Compulsive hoarding may become diagnosis distinct from OCD

    While there is nothing wrong with light clutter or a junk drawer, what if an entire room — or even home — becomes jam-packed with items the owner cannot throw away?

    Hoarding, like other compulsive behaviors, is an effort to manage anxiety. Those suffering the disorder hold on to things for comfort or sentimental reasons.

     

    Compulsive hoarders are often diagnosed with obsessive compulsive disorder. For the first time, trials are under way to see if the condition warrants its own diagnosis.

    Hoarding is similar to compulsive hand washing or cutting. But unlike these forms of OCD where the sufferers understand their actions and thoughts aren’t normal, hoarders have less insight on their habits. They don’t know they have a problem.

    Psychologist Randy Frost, who has been studying hoarding for 20 years, said he’d like to see the disorder separated from OCD.

    He said classic OCD sufferers have unpleasant thoughts and then create rituals to alleviate them. Hoarders are different.

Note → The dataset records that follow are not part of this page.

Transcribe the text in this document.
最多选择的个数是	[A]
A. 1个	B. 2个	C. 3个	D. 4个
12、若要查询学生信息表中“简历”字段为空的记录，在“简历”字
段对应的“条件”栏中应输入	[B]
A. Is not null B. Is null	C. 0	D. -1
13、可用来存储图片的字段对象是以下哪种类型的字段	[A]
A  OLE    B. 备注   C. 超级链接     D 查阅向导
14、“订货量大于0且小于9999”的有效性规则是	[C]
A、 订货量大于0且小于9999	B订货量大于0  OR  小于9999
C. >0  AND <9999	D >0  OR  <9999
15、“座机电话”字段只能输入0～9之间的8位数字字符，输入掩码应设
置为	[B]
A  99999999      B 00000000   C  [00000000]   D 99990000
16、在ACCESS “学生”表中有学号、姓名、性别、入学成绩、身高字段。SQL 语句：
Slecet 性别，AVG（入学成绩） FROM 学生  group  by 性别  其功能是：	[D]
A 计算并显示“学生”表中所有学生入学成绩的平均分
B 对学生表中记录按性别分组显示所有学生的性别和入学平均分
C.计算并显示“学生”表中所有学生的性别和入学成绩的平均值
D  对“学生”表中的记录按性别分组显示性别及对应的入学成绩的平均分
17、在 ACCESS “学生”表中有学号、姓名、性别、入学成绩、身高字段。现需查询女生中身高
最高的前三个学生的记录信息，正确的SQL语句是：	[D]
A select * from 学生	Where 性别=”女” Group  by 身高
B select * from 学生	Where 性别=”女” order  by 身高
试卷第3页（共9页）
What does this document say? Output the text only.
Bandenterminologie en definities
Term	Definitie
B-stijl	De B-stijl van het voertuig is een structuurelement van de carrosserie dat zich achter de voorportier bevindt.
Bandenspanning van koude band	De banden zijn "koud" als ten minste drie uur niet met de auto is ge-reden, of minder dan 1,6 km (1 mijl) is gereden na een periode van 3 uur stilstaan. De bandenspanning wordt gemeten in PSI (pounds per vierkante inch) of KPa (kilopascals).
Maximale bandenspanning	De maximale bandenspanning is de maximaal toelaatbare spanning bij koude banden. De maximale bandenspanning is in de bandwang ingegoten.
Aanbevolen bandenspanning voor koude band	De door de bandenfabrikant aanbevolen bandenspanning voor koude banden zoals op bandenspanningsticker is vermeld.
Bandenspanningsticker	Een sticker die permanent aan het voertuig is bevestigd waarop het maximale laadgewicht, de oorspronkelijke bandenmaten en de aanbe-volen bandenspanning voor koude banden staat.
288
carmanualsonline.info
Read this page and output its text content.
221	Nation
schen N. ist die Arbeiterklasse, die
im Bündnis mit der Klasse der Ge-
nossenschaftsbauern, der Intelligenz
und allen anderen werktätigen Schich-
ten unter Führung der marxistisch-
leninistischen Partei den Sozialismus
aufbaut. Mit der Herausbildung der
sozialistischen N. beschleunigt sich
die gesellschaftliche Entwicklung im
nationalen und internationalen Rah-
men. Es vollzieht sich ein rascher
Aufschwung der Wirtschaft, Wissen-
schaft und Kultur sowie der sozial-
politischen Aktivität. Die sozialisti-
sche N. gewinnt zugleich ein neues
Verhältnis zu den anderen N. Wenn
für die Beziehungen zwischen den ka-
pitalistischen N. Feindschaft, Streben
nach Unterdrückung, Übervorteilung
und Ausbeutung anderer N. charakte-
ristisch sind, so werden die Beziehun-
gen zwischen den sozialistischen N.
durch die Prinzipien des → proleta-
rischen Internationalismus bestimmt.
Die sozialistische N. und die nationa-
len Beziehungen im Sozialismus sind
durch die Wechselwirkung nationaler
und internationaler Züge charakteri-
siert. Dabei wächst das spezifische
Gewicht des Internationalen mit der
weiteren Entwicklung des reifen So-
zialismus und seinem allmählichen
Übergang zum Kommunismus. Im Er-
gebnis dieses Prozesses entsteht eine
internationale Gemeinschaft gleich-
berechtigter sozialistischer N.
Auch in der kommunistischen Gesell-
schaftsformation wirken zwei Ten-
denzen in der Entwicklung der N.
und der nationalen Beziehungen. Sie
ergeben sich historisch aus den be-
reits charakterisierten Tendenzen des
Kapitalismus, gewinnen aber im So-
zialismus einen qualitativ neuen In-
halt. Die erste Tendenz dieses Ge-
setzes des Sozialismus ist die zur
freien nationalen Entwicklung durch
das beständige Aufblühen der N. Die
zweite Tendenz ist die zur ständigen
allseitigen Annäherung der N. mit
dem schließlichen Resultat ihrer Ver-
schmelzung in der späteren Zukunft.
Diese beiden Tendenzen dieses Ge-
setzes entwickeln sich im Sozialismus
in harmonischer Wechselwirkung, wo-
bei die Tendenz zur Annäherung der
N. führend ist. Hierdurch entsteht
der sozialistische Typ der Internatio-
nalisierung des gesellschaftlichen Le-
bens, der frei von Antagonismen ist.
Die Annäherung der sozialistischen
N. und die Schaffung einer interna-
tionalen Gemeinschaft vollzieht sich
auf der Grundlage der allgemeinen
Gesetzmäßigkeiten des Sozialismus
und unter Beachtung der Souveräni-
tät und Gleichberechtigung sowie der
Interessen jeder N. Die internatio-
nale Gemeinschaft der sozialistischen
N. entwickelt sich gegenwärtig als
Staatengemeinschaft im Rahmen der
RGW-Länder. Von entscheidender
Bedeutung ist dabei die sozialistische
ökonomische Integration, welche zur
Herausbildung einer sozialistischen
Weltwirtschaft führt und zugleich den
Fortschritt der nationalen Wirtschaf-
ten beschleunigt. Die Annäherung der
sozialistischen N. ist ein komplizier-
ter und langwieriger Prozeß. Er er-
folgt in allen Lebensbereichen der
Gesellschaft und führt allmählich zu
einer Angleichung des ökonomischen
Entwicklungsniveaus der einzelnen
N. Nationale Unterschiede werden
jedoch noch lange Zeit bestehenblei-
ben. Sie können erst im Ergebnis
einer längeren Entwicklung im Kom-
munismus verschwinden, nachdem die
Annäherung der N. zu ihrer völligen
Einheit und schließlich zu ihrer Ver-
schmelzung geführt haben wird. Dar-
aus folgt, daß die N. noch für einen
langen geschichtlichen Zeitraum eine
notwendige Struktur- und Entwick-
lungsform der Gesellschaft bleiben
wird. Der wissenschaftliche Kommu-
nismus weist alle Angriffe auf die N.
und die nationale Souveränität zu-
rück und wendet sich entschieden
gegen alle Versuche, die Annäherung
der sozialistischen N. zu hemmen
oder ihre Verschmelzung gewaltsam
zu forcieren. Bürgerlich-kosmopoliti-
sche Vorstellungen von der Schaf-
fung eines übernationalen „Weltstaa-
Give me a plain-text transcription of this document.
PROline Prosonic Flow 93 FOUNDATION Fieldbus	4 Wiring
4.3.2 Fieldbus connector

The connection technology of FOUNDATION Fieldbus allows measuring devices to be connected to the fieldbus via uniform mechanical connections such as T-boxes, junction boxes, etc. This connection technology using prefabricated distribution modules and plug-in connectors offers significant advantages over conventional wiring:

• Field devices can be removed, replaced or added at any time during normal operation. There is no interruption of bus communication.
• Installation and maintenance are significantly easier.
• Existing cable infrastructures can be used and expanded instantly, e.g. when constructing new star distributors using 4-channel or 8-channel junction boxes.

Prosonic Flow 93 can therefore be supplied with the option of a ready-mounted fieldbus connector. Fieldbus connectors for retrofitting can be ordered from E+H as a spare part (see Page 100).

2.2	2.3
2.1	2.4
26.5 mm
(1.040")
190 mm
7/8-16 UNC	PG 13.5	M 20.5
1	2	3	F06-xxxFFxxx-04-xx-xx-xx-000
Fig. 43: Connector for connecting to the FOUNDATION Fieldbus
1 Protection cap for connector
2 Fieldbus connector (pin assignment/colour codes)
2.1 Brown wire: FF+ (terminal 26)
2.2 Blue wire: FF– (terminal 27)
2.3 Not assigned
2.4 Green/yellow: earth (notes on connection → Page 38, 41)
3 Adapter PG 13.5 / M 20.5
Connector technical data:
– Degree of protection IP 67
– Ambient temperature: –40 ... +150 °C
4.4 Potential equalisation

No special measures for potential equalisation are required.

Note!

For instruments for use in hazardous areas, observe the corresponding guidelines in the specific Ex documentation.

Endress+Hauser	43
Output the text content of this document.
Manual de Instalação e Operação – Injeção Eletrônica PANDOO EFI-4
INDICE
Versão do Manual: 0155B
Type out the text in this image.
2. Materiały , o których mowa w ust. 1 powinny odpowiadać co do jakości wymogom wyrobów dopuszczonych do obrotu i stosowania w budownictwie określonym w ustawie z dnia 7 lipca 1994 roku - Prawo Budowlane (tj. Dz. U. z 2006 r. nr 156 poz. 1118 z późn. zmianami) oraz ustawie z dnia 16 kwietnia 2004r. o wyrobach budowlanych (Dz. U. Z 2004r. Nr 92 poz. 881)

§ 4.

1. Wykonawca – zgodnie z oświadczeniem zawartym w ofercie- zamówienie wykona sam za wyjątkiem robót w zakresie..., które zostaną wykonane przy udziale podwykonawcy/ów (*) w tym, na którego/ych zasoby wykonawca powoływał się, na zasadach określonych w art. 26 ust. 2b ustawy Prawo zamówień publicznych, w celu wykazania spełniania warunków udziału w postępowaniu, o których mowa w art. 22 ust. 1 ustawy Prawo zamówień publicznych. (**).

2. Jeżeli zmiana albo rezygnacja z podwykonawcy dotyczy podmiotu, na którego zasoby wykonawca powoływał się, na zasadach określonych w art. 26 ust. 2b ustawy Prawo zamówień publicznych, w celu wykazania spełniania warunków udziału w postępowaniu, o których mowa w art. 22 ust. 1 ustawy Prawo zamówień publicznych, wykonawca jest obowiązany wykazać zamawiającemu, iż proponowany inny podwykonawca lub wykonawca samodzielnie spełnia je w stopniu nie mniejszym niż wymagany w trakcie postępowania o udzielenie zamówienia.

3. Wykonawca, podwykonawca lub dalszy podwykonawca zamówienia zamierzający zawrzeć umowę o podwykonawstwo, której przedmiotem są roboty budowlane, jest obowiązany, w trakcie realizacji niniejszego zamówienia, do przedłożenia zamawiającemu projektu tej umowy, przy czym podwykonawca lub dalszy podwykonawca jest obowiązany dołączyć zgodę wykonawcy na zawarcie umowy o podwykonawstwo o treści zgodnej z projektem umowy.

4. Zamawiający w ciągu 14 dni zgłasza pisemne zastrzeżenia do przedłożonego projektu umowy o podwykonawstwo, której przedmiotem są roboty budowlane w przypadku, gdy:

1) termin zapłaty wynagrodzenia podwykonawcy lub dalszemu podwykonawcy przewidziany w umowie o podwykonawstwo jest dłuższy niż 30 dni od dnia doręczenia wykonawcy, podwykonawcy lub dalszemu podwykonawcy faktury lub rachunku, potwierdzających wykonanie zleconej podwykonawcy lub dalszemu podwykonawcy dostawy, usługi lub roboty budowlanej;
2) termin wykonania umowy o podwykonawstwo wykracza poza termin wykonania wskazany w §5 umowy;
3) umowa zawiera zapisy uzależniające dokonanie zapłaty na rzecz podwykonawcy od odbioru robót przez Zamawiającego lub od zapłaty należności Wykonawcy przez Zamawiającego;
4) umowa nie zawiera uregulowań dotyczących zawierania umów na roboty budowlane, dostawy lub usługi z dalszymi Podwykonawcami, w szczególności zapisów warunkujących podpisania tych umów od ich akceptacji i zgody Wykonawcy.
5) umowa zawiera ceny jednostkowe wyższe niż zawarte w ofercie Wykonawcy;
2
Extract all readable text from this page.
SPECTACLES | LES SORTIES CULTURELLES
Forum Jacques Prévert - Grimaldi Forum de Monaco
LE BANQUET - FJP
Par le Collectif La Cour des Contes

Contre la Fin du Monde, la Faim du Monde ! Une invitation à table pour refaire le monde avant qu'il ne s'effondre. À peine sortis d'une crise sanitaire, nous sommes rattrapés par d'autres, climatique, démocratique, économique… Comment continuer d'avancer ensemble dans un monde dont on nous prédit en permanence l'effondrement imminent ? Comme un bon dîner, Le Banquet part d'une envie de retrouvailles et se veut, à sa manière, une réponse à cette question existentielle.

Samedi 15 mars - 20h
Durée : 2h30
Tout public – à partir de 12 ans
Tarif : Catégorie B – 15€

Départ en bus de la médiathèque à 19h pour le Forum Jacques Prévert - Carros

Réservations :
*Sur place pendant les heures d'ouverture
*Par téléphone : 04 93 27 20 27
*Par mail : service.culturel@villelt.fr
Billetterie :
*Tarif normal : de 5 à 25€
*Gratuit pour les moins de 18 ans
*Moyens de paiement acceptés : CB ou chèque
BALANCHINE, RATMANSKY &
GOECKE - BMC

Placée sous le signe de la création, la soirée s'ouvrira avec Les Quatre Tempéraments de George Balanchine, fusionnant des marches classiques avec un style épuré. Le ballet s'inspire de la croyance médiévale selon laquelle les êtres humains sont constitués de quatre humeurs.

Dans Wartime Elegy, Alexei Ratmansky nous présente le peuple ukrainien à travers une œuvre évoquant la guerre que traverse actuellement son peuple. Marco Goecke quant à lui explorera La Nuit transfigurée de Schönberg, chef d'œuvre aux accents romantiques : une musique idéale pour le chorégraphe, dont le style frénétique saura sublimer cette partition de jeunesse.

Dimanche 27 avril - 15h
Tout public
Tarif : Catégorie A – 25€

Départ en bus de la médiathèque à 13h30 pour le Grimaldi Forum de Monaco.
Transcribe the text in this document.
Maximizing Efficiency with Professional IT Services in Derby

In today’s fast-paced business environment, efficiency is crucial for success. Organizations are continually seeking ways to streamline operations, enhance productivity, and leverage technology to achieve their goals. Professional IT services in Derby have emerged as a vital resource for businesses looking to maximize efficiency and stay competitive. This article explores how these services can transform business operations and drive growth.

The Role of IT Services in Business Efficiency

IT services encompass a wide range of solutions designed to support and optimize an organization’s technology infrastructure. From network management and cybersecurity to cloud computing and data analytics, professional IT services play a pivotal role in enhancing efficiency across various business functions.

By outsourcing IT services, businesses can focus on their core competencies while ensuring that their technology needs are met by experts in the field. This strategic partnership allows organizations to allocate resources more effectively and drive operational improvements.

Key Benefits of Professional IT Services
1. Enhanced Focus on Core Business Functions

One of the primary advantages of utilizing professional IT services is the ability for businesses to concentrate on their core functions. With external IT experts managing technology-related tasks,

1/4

    “We see pleasure in these folks in their symptoms. When someone with a hoarding problem is out somewhere and acquiring things, what we see is a high,” he said. “It’s a little bit like an addiction in that sense.”

    He said if hoarding becomes a distinct diagnosis, it will increase interest in the disorder and research will expand. Frost said up to 3 percent of people in the U.S. are hoarders, but only 2 percent have OCD.

    Linda Welsh of the Philadelphia chapter of the National Obsessive-Compulsive Foundation said hoarding is the hardest compulsive behavior to treat.

    “It’s very easy to convince yourself that there’s always going to be a need and there’s always some comfort and relief in holding on to things,” she said. “So getting someone to give something up when they can rationally, at least they think, come up with a reason to hold on to it, it’s very difficult.”

    The University of Pennsylvania is one of seven institutions in trials testing how it works to classify hoarding as a separate disorder. The trials are part of the revisions of the Diagnostic and Statistical Manual of Mental Disorders or the “bible of psychiatry.” The new edition of the manual will be published in 2013.